Usually, most people break their fast with three dates as per tradition. Aside from that, dates are full of nutrients and are high in sugar which makes them the perfect food to get your energy up and ready to take on the rest of the delicious items ahead.
After refraining from any liquids during the day, having a nice warm bowl of soup is just the thing to quench your thirst and start to fill you up. In Morocco, this is usually the Harira soup, made from a mixture of meat, lentils and chickpeas, whereas in the Middle East it tends to be just a simple lentil soup.
Obviously you have to get your daily veggies in there somehow and a salad is the perfect way. In the Arab region, for example, this tends to be the Fattoush which is a mixture of different vegetables topped with fried pita crisps, or the Tabbouleh, made of tomatoes, parsley, bulgur, and onion.
Moving on to the real stuff, the meat. In places like Iraq, a common dish is Masgouf, which is a type of baked fish that is covered with different spices.
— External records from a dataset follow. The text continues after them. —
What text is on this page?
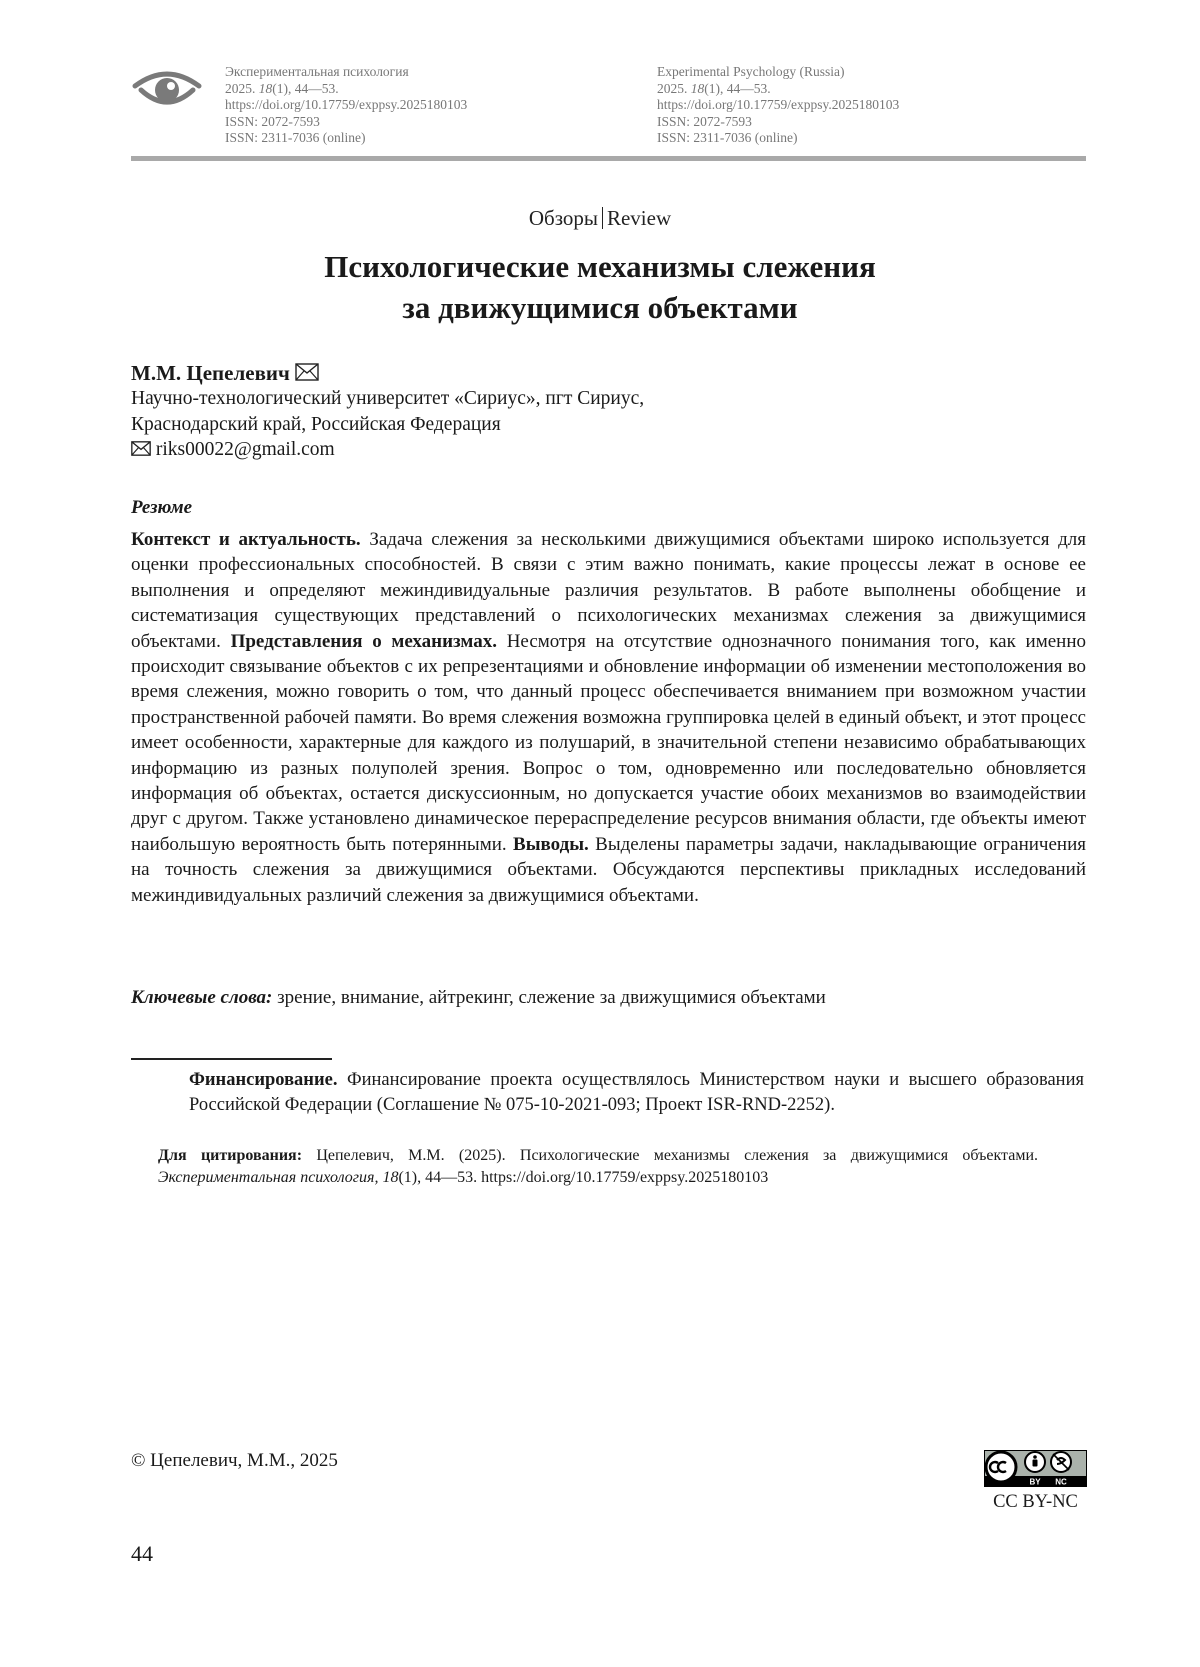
Экспериментальная психология
2025. 18(1), 44—53.
https://doi.org/10.17759/exppsy.2025180103
ISSN: 2072-7593
ISSN: 2311-7036 (online)
Experimental Psychology (Russia)
2025. 18(1), 44—53.
https://doi.org/10.17759/exppsy.2025180103
ISSN: 2072-7593
ISSN: 2311-7036 (online)
Обзоры Review
Психологические механизмы слежения
за движущимися объектами
М.М. Цепелевич
Научно-технологический университет «Сириус», пгт Сириус,
Краснодарский край, Российская Федерация
riks00022@gmail.com
Резюме
Контекст и актуальность. Задача слежения за несколькими движущимися объектами широко используется для оценки профессиональных способностей. В связи с этим важно понимать, какие процессы лежат в основе ее выполнения и определяют межиндивидуальные различия результатов. В работе выполнены обобщение и систематизация существующих представлений о психологических механизмах слежения за движущимися объектами. Представления о механизмах. Несмотря на отсутствие однозначного понимания того, как именно происходит связывание объектов с их репрезентациями и обновление информации об изменении местоположения во время слежения, можно говорить о том, что данный процесс обеспечивается вниманием при возможном участии пространственной рабочей памяти. Во время слежения возможна группировка целей в единый объект, и этот процесс имеет особенности, характерные для каждого из полушарий, в значительной степени независимо обрабатывающих информацию из разных полуполей зрения. Вопрос о том, одновременно или последовательно обновляется информация об объектах, остается дискуссионным, но допускается участие обоих механизмов во взаимодействии друг с другом. Также установлено динамическое перераспределение ресурсов внимания области, где объекты имеют наибольшую вероятность быть потерянными. Выводы. Выделены параметры задачи, накладывающие ограничения на точность слежения за движущимися объектами. Обсуждаются перспективы прикладных исследований межиндивидуальных различий слежения за движущимися объектами.
Ключевые слова: зрение, внимание, айтрекинг, слежение за движущимися объектами
Финансирование. Финансирование проекта осуществлялось Министерством науки и высшего образования Российской Федерации (Соглашение № 075-10-2021-093; Проект ISR-RND-2252).
Для цитирования: Цепелевич, М.М. (2025). Психологические механизмы слежения за движущимися объектами. Экспериментальная психология, 18(1), 44—53. https://doi.org/10.17759/exppsy.2025180103
© Цепелевич, М.М., 2025
BY NC
CC BY-NC
44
Different variations of Kofta is another common one and is basically a combination of minced meat with onions and several spices. It’s consumed in The Balkans, Middle East, as well as in some parts of Asia.
5. Rice-Based Dishes
Rice is basically found in almost every dish, ranging from the traditional Indian Biryani’s mainly composed of meat, rice, and vegetables, to the Arab Mansaf, a dish of lamb which is cooked with yogurt and served with rice. There’s even sometimes an assortment of vegetables like eggplants, zucchinis, and vine leaves stuffed with rice and meat to make what is commonly referred to as Mahshi.
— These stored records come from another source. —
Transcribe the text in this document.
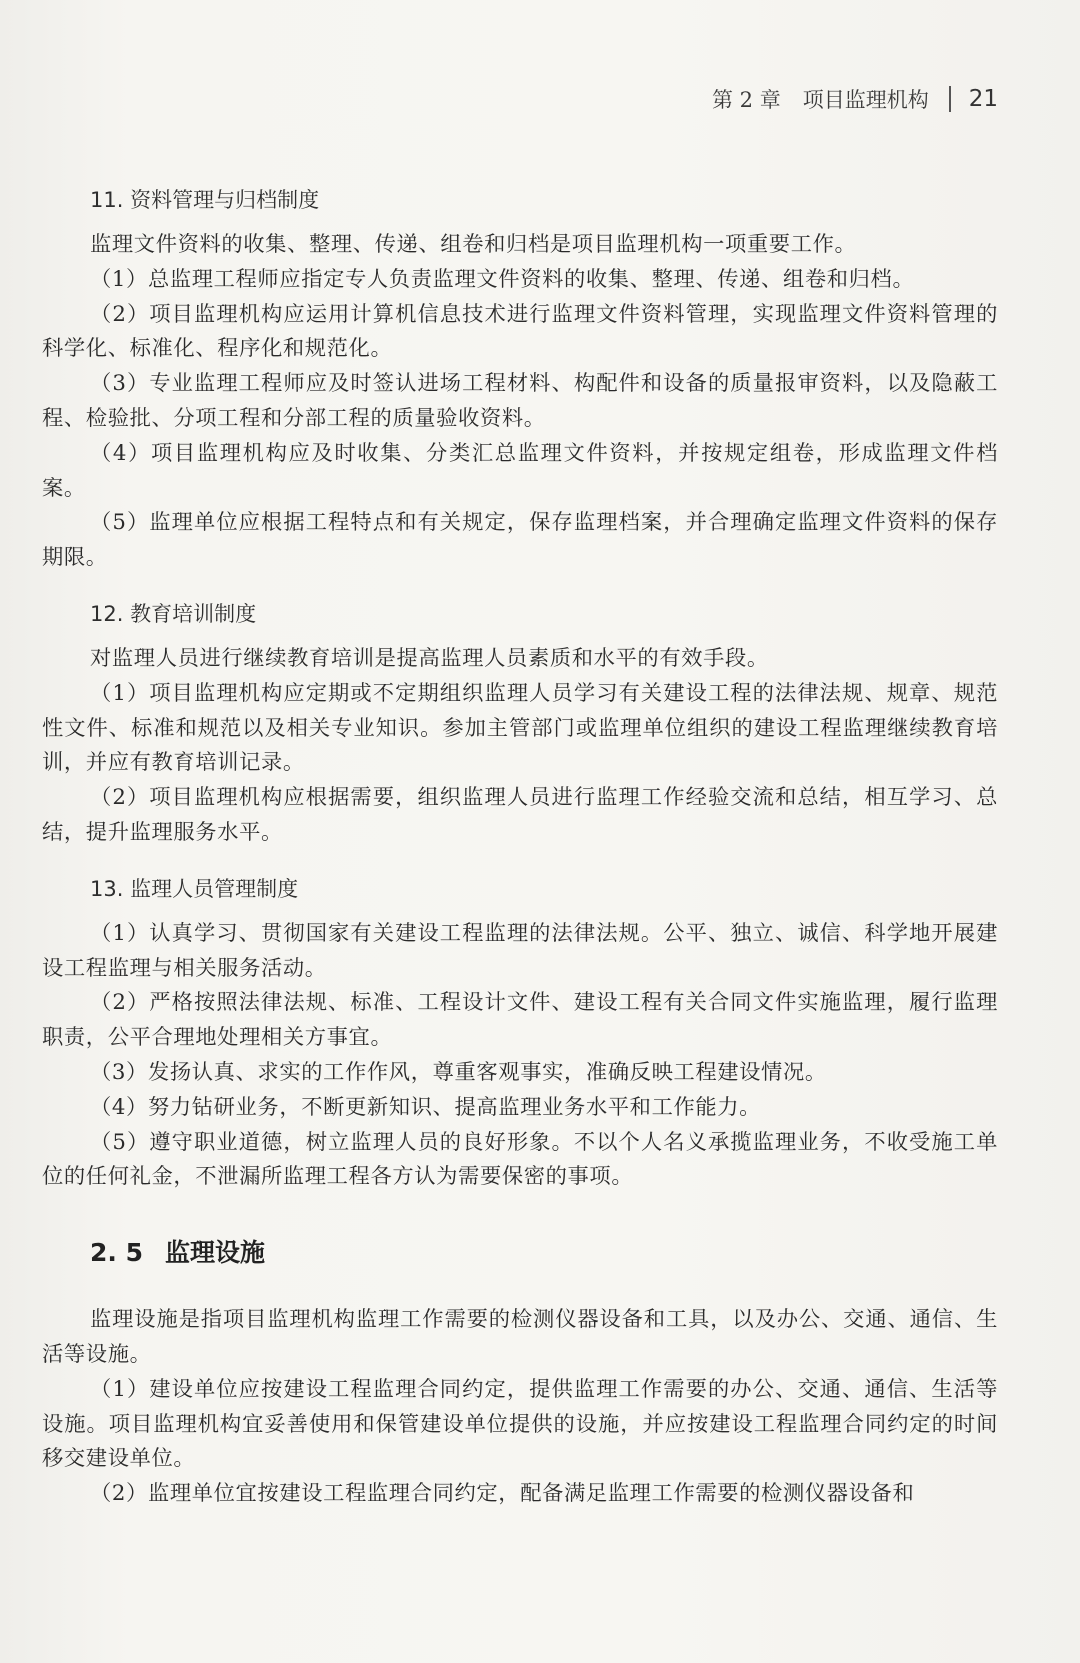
第 2 章 项目监理机构 21
11. 资料管理与归档制度

监理文件资料的收集、整理、传递、组卷和归档是项目监理机构一项重要工作。

（1）总监理工程师应指定专人负责监理文件资料的收集、整理、传递、组卷和归档。

（2）项目监理机构应运用计算机信息技术进行监理文件资料管理，实现监理文件资料管理的科学化、标准化、程序化和规范化。

（3）专业监理工程师应及时签认进场工程材料、构配件和设备的质量报审资料，以及隐蔽工程、检验批、分项工程和分部工程的质量验收资料。

（4）项目监理机构应及时收集、分类汇总监理文件资料，并按规定组卷，形成监理文件档案。

（5）监理单位应根据工程特点和有关规定，保存监理档案，并合理确定监理文件资料的保存期限。

12. 教育培训制度

对监理人员进行继续教育培训是提高监理人员素质和水平的有效手段。

（1）项目监理机构应定期或不定期组织监理人员学习有关建设工程的法律法规、规章、规范性文件、标准和规范以及相关专业知识。参加主管部门或监理单位组织的建设工程监理继续教育培训，并应有教育培训记录。

（2）项目监理机构应根据需要，组织监理人员进行监理工作经验交流和总结，相互学习、总结，提升监理服务水平。

13. 监理人员管理制度

（1）认真学习、贯彻国家有关建设工程监理的法律法规。公平、独立、诚信、科学地开展建设工程监理与相关服务活动。

（2）严格按照法律法规、标准、工程设计文件、建设工程有关合同文件实施监理，履行监理职责，公平合理地处理相关方事宜。

（3）发扬认真、求实的工作作风，尊重客观事实，准确反映工程建设情况。

（4）努力钻研业务，不断更新知识、提高监理业务水平和工作能力。

（5）遵守职业道德，树立监理人员的良好形象。不以个人名义承揽监理业务，不收受施工单位的任何礼金，不泄漏所监理工程各方认为需要保密的事项。

2. 5 监理设施

监理设施是指项目监理机构监理工作需要的检测仪器设备和工具，以及办公、交通、通信、生活等设施。

（1）建设单位应按建设工程监理合同约定，提供监理工作需要的办公、交通、通信、生活等设施。项目监理机构宜妥善使用和保管建设单位提供的设施，并应按建设工程监理合同约定的时间移交建设单位。

（2）监理单位宜按建设工程监理合同约定，配备满足监理工作需要的检测仪器设备和
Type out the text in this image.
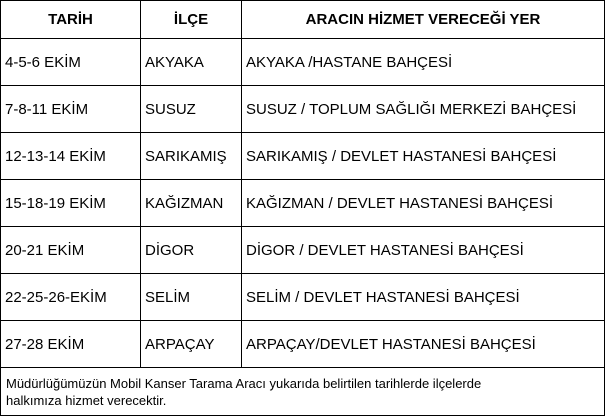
TARİH	İLÇE	ARACIN HİZMET VERECEĞİ YER
4-5-6 EKİM	AKYAKA	AKYAKA /HASTANE BAHÇESİ
7-8-11 EKİM	SUSUZ	SUSUZ / TOPLUM SAĞLIĞI MERKEZİ BAHÇESİ
12-13-14 EKİM	SARIKAMIŞ	SARIKAMIŞ / DEVLET HASTANESİ BAHÇESİ
15-18-19 EKİM	KAĞIZMAN	KAĞIZMAN / DEVLET HASTANESİ BAHÇESİ
20-21 EKİM	DİGOR	DİGOR / DEVLET HASTANESİ BAHÇESİ
22-25-26-EKİM	SELİM	SELİM / DEVLET HASTANESİ BAHÇESİ
27-28 EKİM	ARPAÇAY	ARPAÇAY/DEVLET HASTANESİ BAHÇESİ

Müdürlüğümüzün Mobil Kanser Tarama Aracı yukarıda belirtilen tarihlerde ilçelerde
halkımıza hizmet verecektir.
A personal favorite of mine, dessert time basically equals chill time. This is when the pressure of preparing for the iftar meal is over and you can just sit back and enjoy the company around you. In Indonesia, a dessert made of palm sugar, coconut sugar, coconut milk and Pandanus leaf called Kolak is enjoyed, and in the Arab region, a popular dessert called Kunafah is served which is a pastry made up of dough and cheese and covered in sweet sugar syrup.
7. Sweet drinks
Last but not least, the drinks. These are enjoyed during the meal or well after iftar time. Popular in the Indian subcontinent, the sweet drink of Falooda is made up of rose water, vermicelli, and tapioca pearls. Other drinks include Amar Al-Din a drink of dried apricots and water, as well as Tamar Hindi, made up of dates, sugar, and water.